We recently found two races in the fractal tree lock manager that significantly affect transactional throughput for some applications that use a small number of concurrent transactions. These races manifest as transactions unnecessarily waiting for an available lock. Since the stall is resolved by a lock timeout and the lock timeout period can be very long, the throughput of the application can be extremely low. We discuss these races and the changes to the lock manager that fixes them.
The release before wait race involves two transactions that are contending for the same lock. Here is the sequence of events for transactions A and B, and lock L that demonstrates the release before wait race:
A acquires L
B tries to acquire L, conflicts with A
A releases L
A retries pending lock requests, B's is not found
B adds itself to the pending lock request set
B waits for L even though L is free
The race occurs when a lock is released by transaction A after transaction B tried to acquire it but before transaction B has a chance to register it's pending lock request. There are several ways to fix this problem, but we want to optimize for the common situation of minimal lock conflicts, which is what the lock acquisition algorithm currently does. Our solution to the release before wait race is for transaction B to retry its lock request after its lock request has been added to the pending lock set.
The retry while retry race involves three transactions are are contending for the same lock. Here is the sequence of events for transactions A, B, and C, and lock L that demonstrates the retry while retry race:
A acquires L
B tries to acquire L, conflicts with A
C tries to acquire L, conflicts with A
A releases L
A retries pending lock requests, grants L to B, gets suspended by the kernel before it finishes lock
the lock retry loop
B releases L
B tries to retry pending lock requests, fails because lock retry is already busy
A finishes lock retry
A and B do something else, C is stuck waiting for L even though L is free
The race occurs in the current lock retry algorithm which assumes that if some transaction is running lock retry, then my transaction does not also need to run it. There is a chance that some pending lock requests will be skipped, but these lock requests will eventually time out. For applications with small numbers of concurrent transactions, timeouts will frequently occur, and the application throughput will be very small.
The solution to the retry race is to use a group retry algorithm. All threads run through the retry logic.
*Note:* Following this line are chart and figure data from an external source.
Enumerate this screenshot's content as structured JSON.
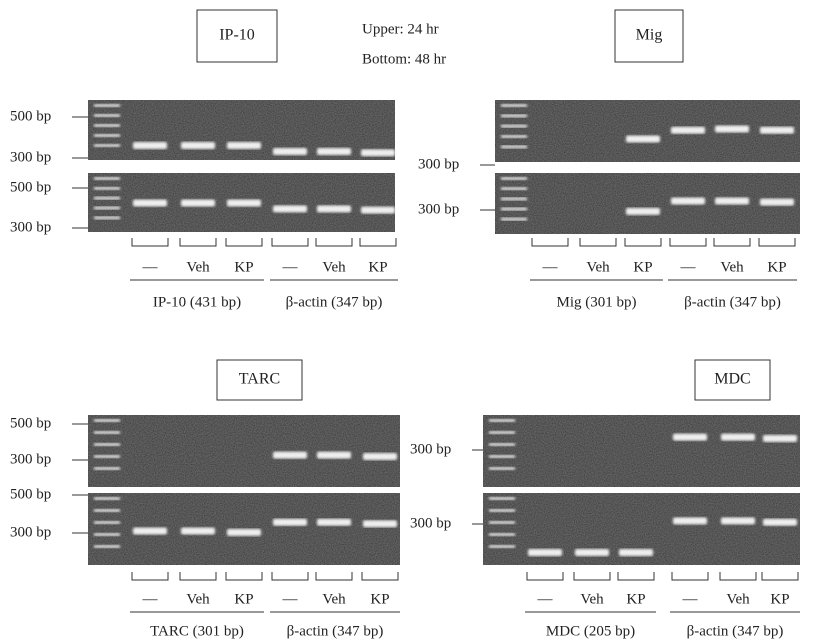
{
  "note": {
    "lines": [
      "Upper: 24 hr",
      "Bottom: 48 hr"
    ]
  },
  "panels": [
    {
      "title": "IP-10",
      "upper_markers": [
        "500 bp",
        "300 bp"
      ],
      "lower_markers": [
        "500 bp",
        "300 bp"
      ],
      "lanes": [
        "—",
        "Veh",
        "KP",
        "—",
        "Veh",
        "KP"
      ],
      "groups": [
        "IP-10 (431 bp)",
        "β-actin (347 bp)"
      ]
    },
    {
      "title": "Mig",
      "upper_markers": [
        "300 bp"
      ],
      "lower_markers": [
        "300 bp"
      ],
      "lanes": [
        "—",
        "Veh",
        "KP",
        "—",
        "Veh",
        "KP"
      ],
      "groups": [
        "Mig (301 bp)",
        "β-actin (347 bp)"
      ]
    },
    {
      "title": "TARC",
      "upper_markers": [
        "500 bp",
        "300 bp"
      ],
      "lower_markers": [
        "500 bp",
        "300 bp"
      ],
      "lanes": [
        "—",
        "Veh",
        "KP",
        "—",
        "Veh",
        "KP"
      ],
      "groups": [
        "TARC (301 bp)",
        "β-actin (347 bp)"
      ]
    },
    {
      "title": "MDC",
      "upper_markers": [
        "300 bp"
      ],
      "lower_markers": [
        "300 bp"
      ],
      "lanes": [
        "—",
        "Veh",
        "KP",
        "—",
        "Veh",
        "KP"
      ],
      "groups": [
        "MDC (205 bp)",
        "β-actin (347 bp)"
      ]
    }
  ]
}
Sequence numbers are used to group retries into groups such that one transaction can run the retry logic on behalf of several transactions. This amortizes the lock retry cost over all of the retired transactions.
One of the applications affected by these lock manager races is MariaDB's optimistic parallel replication algorithm. The number of concurrent transactions is limited by the number of parallel threads and can be relatively small, which makes the optimistic scheduler susceptible to
the fractal tree lock manager races.
The optimistic scheduler looks outside of the group commit boundaries in the binary log to assign replication work to replication threads. Sometimes, the parallel work has locking conflicts. When this occurs, the conflicting transactions are aborted and the work schedule is changed to avoid the conflicts.
When the optimistic scheduler needs to abort the replication work, it needs a mechanism to kill any thread that may be waiting for lock inside of a storage engine. MariaDB calls the handlerton kill query method, which causes TokuDB to find the pending lock request associated with a client thread and kill it. This allows the client thread to subsequently abort its transaction.